Agile · Bridge · Communication · Leadership · Product management · Reblog

Questions on the Bridge

This was originally posted by me back in July of 2012 as part of my earliest series of blogs on the role of Product Owner. Several of these posts used elements of Monty Python’s Holy Grail as their launch pad. Though much has evolved in my thinking about Agile software development these early ideas still ring true and so I am sharing them again this summer as part of commemorating 5 years of blogging.
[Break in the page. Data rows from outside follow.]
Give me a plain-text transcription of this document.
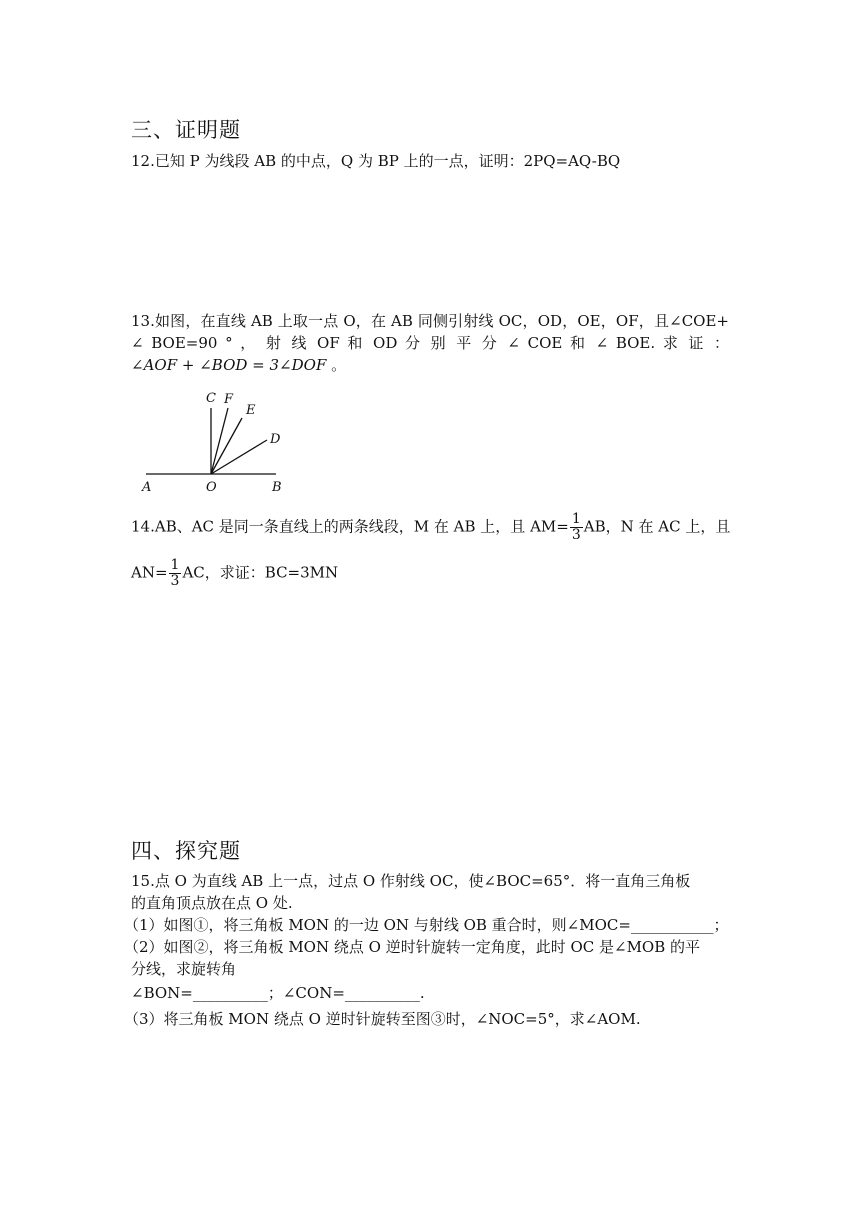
三、证明题
12.已知 P 为线段 AB 的中点，Q 为 BP 上的一点，证明：2PQ=AQ-BQ
13.如图，在直线 AB 上取一点 O，在 AB 同侧引射线 OC，OD，OE，OF，且∠COE+
∠ BOE=90 ° ， 射 线 OF 和 OD 分 别 平 分 ∠ COE 和 ∠ BOE. 求 证 ：
∠AOF + ∠BOD = 3∠DOF 。
C F
E
D
A	O	B
14.AB、AC 是同一条直线上的两条线段，M 在 AB 上，且 $AM= \frac{1}{3}$ AB，N 在 AC 上，且
$AN= \frac{1}{3}$ AC，求证：BC=3MN
四、探究题
15.点 O 为直线 AB 上一点，过点 O 作射线 OC，使∠BOC=65°．将一直角三角板
的直角顶点放在点 O 处.
（1）如图①，将三角板 MON 的一边 ON 与射线 OB 重合时，则∠MOC=___________；
（2）如图②，将三角板 MON 绕点 O 逆时针旋转一定角度，此时 OC 是∠MOB 的平
分线，求旋转角
∠BON=__________；∠CON=__________.
（3）将三角板 MON 绕点 O 逆时针旋转至图③时，∠NOC=5°，求∠AOM.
Enjoy.

I wrote earlier that one of the key ways to think about the role of product owners is to say that we stand on a bridge connecting the voice of the market with the world of the developers.  My goal is not to serve as a barrier between the business side and the technology side; instead my job is to facilitate and encourage strong communication among all of the members of the product team.
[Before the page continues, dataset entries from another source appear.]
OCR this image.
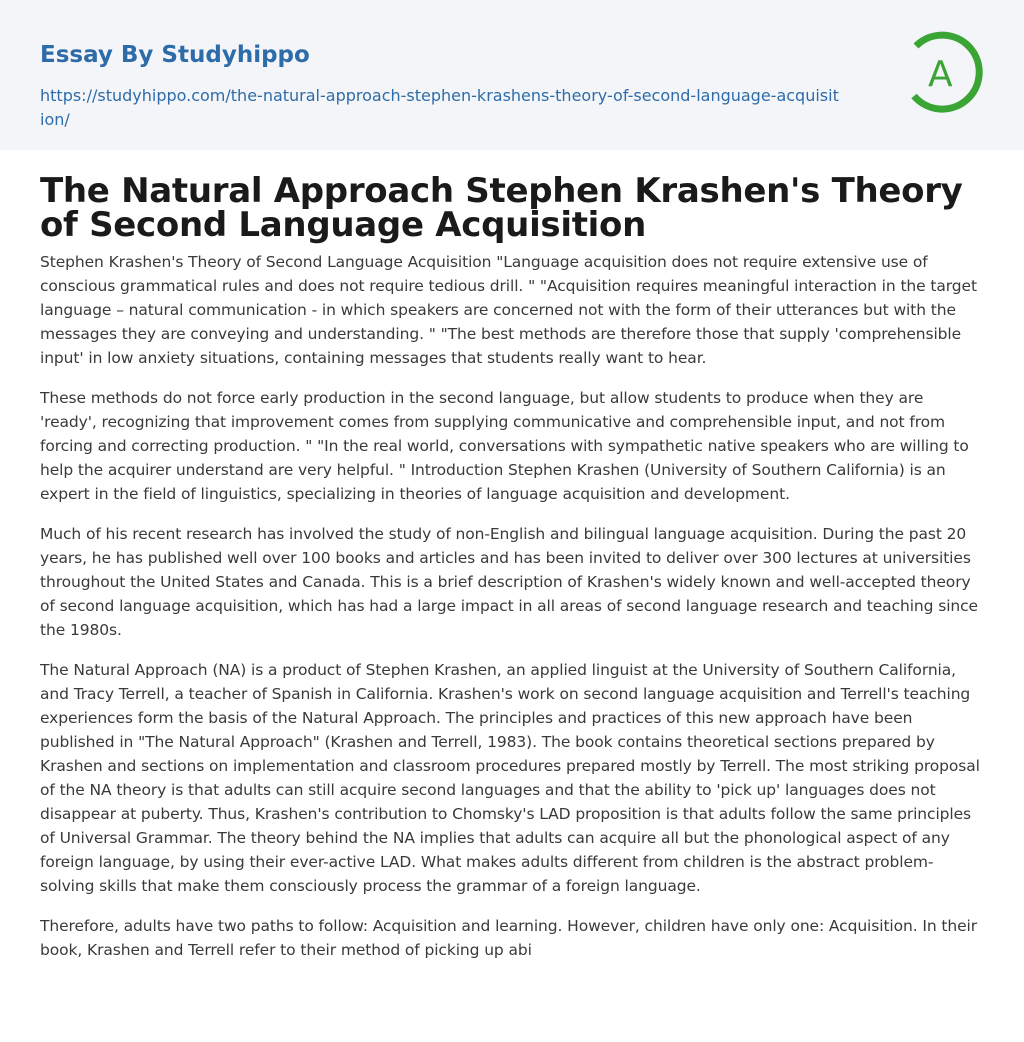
Essay By Studyhippo
https://studyhippo.com/the-natural-approach-stephen-krashens-theory-of-second-language-acquisition/
A
The Natural Approach Stephen Krashen's Theory of Second Language Acquisition

Stephen Krashen's Theory of Second Language Acquisition "Language acquisition does not require extensive use of conscious grammatical rules and does not require tedious drill. " "Acquisition requires meaningful interaction in the target language – natural communication - in which speakers are concerned not with the form of their utterances but with the messages they are conveying and understanding. " "The best methods are therefore those that supply 'comprehensible input' in low anxiety situations, containing messages that students really want to hear.

These methods do not force early production in the second language, but allow students to produce when they are 'ready', recognizing that improvement comes from supplying communicative and comprehensible input, and not from forcing and correcting production. " "In the real world, conversations with sympathetic native speakers who are willing to help the acquirer understand are very helpful. " Introduction Stephen Krashen (University of Southern California) is an expert in the field of linguistics, specializing in theories of language acquisition and development.

Much of his recent research has involved the study of non-English and bilingual language acquisition. During the past 20 years, he has published well over 100 books and articles and has been invited to deliver over 300 lectures at universities throughout the United States and Canada. This is a brief description of Krashen's widely known and well-accepted theory of second language acquisition, which has had a large impact in all areas of second language research and teaching since the 1980s.

The Natural Approach (NA) is a product of Stephen Krashen, an applied linguist at the University of Southern California, and Tracy Terrell, a teacher of Spanish in California. Krashen's work on second language acquisition and Terrell's teaching experiences form the basis of the Natural Approach. The principles and practices of this new approach have been published in "The Natural Approach" (Krashen and Terrell, 1983). The book contains theoretical sections prepared by Krashen and sections on implementation and classroom procedures prepared mostly by Terrell. The most striking proposal of the NA theory is that adults can still acquire second languages and that the ability to 'pick up' languages does not disappear at puberty. Thus, Krashen's contribution to Chomsky's LAD proposition is that adults follow the same principles of Universal Grammar. The theory behind the NA implies that adults can acquire all but the phonological aspect of any foreign language, by using their ever-active LAD. What makes adults different from children is the abstract problem-solving skills that make them consciously process the grammar of a foreign language.

Therefore, adults have two paths to follow: Acquisition and learning. However, children have only one: Acquisition. In their book, Krashen and Terrell refer to their method of picking up abi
Even though I don’t guard the bridge, one well-known bridge guard poses three key questions that I think product owners have to raise to deepen the communication among product team members.  With apologies to Monty Python, allow me to frame these three questions (see http://www.youtube.com/watch?v=pWS8Mg-JWSg for the original):

  1. What is your name? Before a question can get a good answer, we have to know who is asking it.  Does the issue being raised come from sales (‘how do we best describe this new feature?’), from testers (‘what would the user expect to happen in this scenario?’), from prospective clients (‘how can I use this tool in my daily job?’).  Who are we trying to help or for whom are we trying to solve a problem?  Marty Cagan of the Silicon Valley Product Group calls this identifying the target persona (http://www.svpg.com/personas-for-product-management/). The same question (for example, ‘can your product do this?’) may get one answer when posed by testers (‘No it can’t do that so you don’t need to build test cases for that scenario’), a different answer when poses by sales (‘We didn’t design it to do that so focus on how it solves the key problems we did focus on’), and a third answer when raised by prospective clients (‘Right now it cannot handle that, but if that is a crucial feature for you we can talk about where it fits in our future development plans).  To foster good communication an effective product owner must start by asking who is raising the question.
  2. What is your quest? The second question a good product owner asks is what is the most important aspect of any request.  Everyone wants to find the ‘holy grail’ – a lightning fast, perfectly accurate, entirely intuitive product that costs me virtually nothing while doing exactly what I want it to do.  In reality such products are about as common as gold and jewel encrusted wine goblets were for first century Jewish carpenters and fishermen.  When enhancing an existing product or designing a new one, product owners help both the business and the technology sides to focus on the most important features and functions, prioritizing what gets worked on when and making sure that everyone understands and agrees on the trades-offs involved.
  3. Knowing what problem we are trying to solve and for whom we are trying to solve it addresses the first and easiest of the three questions that product owners raise. The third question in trickier.  Some product owners and product teams get bogged down in superficial and subjective questions that rely more on opinion than on real market data (What is your favorite color?).  Others get side-tracked in the details of more esoteric issues like exactly how to solve a problem rather than allowing engineers to answer the how questions (What is the capital of Assyria?).  After identifying the who and the what with our first two questions, good product owners want to ask open-ended questions that actually prompt more discussion (What is the air speed of an unladen swallow?  What do you mean an African or a European swallow?).  Asking good questions helps the entire team grapple with the best business and technical solutions, encouraging everyone to work together to find creative and compelling answers.

Hopefully as a product owner I am not simply a troll restricting access between those on the business and the development side of a product.  Instead if I do my job well I will ask (at least) three good questions that help the product team understand who we are developing a product for, what the most important aspects of that solution will be, and what the best options are for pursuing that solution.  Summarized like that it might sound easy, but in truth it’s not that simple.